# buckling with no interest??



## poorboys (Sep 22, 2011)

I have two girls in heat, so I penned them up and went and got one of my bucklings to bred them to, He acted like he had no interest, he is 8 months old, I even led him up to their behinds to catch the smell, he did curl his lips but that was it, I really need this buck to bred with, My other buck is related to all but one of the big girls. How can I get him into action????? My boer buck would love to have his turn, but these are nubians that I'm trying to Bred. any ideas????


----------



## ksalvagno (Sep 22, 2011)

Could be a slow maturing buck.
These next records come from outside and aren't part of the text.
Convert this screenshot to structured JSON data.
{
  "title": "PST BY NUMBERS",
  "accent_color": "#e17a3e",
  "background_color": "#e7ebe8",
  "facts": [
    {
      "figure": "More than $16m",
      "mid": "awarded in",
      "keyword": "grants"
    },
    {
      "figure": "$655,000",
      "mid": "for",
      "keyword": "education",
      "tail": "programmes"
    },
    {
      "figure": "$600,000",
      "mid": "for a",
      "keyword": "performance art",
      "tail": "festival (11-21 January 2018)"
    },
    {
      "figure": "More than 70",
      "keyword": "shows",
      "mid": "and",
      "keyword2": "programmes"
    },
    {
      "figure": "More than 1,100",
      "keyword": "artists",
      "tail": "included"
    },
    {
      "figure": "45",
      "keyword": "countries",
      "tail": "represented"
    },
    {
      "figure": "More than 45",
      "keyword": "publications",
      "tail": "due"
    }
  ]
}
Also if he is in with other bucks and he is low man, he may be too intimidated by the others making him mentally uninterested. You may have to put him in another pen away from the other boys for a while. Or he just needs to mature more.

I have had both types. I had a buck that was from slow maturing lines and he wasn't interested in breeding until 18 months old. I also had a young buck that was in with the bigger boys. They were "loving" on him too much. Shortly after I moved him and put a wether in with him as a buddy, he got his groove on.


----------



## Roll farms (Sep 22, 2011)

I've had one boy that I didn't ever think would 'man up' (he was a year old when he did) but boy howdy, once he did, he was ALL MAN.
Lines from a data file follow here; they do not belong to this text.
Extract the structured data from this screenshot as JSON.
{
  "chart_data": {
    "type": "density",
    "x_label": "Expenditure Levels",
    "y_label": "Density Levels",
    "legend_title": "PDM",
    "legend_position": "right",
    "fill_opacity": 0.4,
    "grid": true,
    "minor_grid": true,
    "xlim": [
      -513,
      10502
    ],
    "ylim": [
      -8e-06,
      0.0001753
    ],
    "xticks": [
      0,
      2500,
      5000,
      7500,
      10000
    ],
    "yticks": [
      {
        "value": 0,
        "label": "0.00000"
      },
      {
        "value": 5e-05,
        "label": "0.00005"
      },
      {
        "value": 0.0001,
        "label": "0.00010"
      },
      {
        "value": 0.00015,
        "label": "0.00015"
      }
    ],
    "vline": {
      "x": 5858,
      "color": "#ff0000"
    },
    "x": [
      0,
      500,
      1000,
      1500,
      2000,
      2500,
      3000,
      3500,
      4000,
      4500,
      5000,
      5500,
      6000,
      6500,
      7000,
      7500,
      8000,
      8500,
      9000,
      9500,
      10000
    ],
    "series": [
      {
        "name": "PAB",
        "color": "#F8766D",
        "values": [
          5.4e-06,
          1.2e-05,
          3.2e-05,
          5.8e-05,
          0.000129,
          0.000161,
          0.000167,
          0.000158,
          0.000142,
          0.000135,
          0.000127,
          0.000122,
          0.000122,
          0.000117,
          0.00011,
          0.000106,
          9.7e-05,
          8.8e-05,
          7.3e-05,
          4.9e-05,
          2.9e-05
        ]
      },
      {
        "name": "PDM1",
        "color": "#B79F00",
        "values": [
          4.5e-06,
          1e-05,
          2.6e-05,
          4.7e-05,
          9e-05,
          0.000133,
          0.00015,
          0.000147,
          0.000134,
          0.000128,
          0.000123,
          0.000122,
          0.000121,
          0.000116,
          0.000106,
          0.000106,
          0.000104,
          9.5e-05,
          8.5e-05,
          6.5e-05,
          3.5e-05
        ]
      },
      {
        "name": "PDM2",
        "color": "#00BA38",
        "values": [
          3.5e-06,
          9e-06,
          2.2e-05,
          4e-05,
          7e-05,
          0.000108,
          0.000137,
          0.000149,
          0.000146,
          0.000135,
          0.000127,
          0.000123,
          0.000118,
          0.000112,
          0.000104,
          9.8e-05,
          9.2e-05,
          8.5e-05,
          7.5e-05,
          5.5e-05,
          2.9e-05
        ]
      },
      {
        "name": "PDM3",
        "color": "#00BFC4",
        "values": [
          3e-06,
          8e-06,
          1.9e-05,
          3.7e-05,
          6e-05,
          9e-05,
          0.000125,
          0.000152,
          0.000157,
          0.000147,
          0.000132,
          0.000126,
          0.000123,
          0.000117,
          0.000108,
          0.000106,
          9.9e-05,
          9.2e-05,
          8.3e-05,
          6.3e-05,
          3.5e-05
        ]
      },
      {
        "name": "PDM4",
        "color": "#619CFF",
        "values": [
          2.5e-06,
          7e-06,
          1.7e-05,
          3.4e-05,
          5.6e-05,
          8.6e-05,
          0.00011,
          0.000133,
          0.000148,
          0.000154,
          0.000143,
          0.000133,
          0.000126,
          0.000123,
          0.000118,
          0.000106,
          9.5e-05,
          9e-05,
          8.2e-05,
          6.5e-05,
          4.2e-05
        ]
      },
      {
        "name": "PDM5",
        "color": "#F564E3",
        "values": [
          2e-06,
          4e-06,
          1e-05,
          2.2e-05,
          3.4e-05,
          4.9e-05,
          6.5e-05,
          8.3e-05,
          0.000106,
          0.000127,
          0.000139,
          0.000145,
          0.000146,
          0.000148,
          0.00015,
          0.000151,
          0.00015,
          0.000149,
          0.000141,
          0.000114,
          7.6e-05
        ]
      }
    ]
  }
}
My only suggestion would be along what Ksal said...put him in w/ other goats he can be 'the boss of'.  Maybe a B shot and a BoSe shot...?


----------



## SuburbanFarmChic (Sep 22, 2011)

We had a Nubian buck that didn't show any interest until he was about 12 months old.  Then he caught up real fast.  Got so hormonal he turned into a right butt and we got rid of him around about 16months.


----------



## kstaven (Sep 22, 2011)

I've also seen where a buck seems to have no interest, you never catch him breeding a doe, yet they all got pregnant in the same week.


----------



## LadyIsabelle2011 (Sep 23, 2011)

Maybe he's shy


----------



## poorboys (Oct 3, 2011)

So, my dh built a breeding pen for me, And as for the younger bucks I'm gonna use a buck rag from the boer buck and rub it on them and then put them in the breeding pen, the next time I see a doe coming into heat!! I really noticed that the younger ones don't have that smell and thought I would try it this way, Hope all goes well so I can get these girls bred to the right buck>


----------



## spanish goatee guy (Oct 5, 2011)

i think it has alot to do with the breed of goat, my full texas spanish , will be trying to breed their siblings at 3mnth s ,it could also be that he could be mentally worried about the does being more dominate, my bucklings are weaned 3mnths are put in abuck group and never with does until breeding time, the small bucks actually learn rutting behavior from the big bucks..


----------



## jmsim93 (Oct 6, 2011)

I just had my doe bred this week and you can get a comical account of how it went on a thread here on Breeds & Breeding.  One of the things I didn't include in the story, but was helpful, was that the buck was taking his sweet time doing his job...so to get him more in the mood my breeder let one of the other bucks outside the pen next to "the couple" and it made him more possessive and "do his thing" because he thought someone else was going to get his girl!!!  Might be worth a try???


----------